For readers seeking similar atmospheric psychological thrillers:
The Good Daughter by Karin Slaughter
Sharp Objects by Gillian Flynn
The Hunting Party by Lucy Foley
My Lovely Wife by Samantha Downing
Local Woman Missing by Mary Kubica
Memory as Both Weapon and Wound
The novel’s meditation on memory—how it distorts, protects, and betrays—provides its thematic backbone. Stranger creates elaborate mental landscapes to survive her captivity, populating the dark with the voices of dead girls. Audrey has mythologized Janie to the point where she can barely separate memory from invention. This exploration of how trauma reshapes the past feels particularly resonant.
Marshall also examines how families construct shared mythologies to survive unbearable truths. The Hills’ elaborate conspiracy to protect their father’s legacy (and their own futures) speaks to the human capacity for rationalization. The question of whether Emily Hill and Stranger are the same person becomes less important than what each identity represents—the girl who was trapped, and the woman who escaped into someone else’s life entirely.
The ending, which I won’t spoil, offers a ambiguous resolution that will satisfy some readers while frustrating others.
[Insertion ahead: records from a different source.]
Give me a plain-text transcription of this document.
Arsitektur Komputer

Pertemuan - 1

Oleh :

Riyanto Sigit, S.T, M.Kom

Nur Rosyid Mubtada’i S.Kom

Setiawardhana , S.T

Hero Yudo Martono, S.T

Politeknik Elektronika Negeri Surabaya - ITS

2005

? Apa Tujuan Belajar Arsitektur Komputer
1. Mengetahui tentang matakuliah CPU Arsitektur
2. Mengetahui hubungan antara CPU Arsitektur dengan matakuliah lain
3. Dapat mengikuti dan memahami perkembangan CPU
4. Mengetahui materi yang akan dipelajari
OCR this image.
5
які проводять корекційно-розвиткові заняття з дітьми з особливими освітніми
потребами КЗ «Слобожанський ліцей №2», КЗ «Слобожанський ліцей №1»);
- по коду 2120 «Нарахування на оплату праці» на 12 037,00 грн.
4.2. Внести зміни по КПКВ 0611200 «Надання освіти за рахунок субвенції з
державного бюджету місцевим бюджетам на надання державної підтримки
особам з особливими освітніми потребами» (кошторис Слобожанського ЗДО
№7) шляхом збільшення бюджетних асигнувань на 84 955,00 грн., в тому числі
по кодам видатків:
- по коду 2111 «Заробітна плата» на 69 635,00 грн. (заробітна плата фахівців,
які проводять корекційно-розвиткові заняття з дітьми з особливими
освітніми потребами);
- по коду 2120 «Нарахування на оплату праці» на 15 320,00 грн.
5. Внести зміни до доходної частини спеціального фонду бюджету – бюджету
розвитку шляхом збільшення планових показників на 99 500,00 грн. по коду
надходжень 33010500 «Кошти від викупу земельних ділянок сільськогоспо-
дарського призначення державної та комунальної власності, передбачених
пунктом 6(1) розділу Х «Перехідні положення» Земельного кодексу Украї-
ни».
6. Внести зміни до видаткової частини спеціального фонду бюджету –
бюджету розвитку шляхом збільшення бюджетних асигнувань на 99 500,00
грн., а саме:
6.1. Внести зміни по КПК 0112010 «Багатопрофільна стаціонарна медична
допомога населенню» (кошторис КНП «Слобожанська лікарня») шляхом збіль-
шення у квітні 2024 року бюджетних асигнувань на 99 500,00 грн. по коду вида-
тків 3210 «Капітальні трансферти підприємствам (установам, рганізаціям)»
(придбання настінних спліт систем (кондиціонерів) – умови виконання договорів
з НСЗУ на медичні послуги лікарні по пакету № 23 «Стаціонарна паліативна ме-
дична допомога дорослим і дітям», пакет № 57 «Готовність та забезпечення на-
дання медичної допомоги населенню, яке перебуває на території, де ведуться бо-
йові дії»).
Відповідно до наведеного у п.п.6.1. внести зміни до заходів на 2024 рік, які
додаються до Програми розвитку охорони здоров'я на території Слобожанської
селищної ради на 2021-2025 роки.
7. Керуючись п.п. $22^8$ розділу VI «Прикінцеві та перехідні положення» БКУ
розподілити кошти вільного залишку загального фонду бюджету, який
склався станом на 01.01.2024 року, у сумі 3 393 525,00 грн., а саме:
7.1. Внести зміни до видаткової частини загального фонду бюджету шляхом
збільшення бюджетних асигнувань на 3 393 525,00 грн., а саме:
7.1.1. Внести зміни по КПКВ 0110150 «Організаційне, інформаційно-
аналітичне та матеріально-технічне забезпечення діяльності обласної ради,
Marshall refuses easy answers about justice, survival, or identity. Stranger and Meghan Vale disappear into the woods together, modern incarnations of Jenny Red-Hands, leaving Audrey—and readers—to wonder whether this represents freedom or a different kind of imprisonment.
A Verdict Written in Blood
The Girls Before by Kate Alice Marshall is an ambitious psychological thriller that succeeds more often than it stumbles. While the plot’s complexity occasionally undermines clarity, and some revelations strain credibility, Marshall’s atmospheric prose and psychological insight create an genuinely unsettling reading experience. This is not a comfortable book—it lingers in dark places, asks uncomfortable questions about complicity and survival, and refuses to provide cathartic closure.
Fans of Marshall’s previous work will find her continuing evolution as a writer on full display. Newcomers drawn by the compelling premise should prepare for a narrative that values mood and psychological realism over neat resolutions. The novel works best when read as a meditation on the stories we tell ourselves to survive—whether trapped in a basement or in the aftermath of loss.
The Girls Before by Kate Alice Marshall reminds us that the most terrifying monsters are often those who look like family, friends, pillars of the community. In Franklin, where Jenny Red-Hands supposedly protects girls from bad men, Marshall reveals that sometimes the witch in the woods is the only honest thing in town—because at least a legend doesn’t pretend to be something it’s not.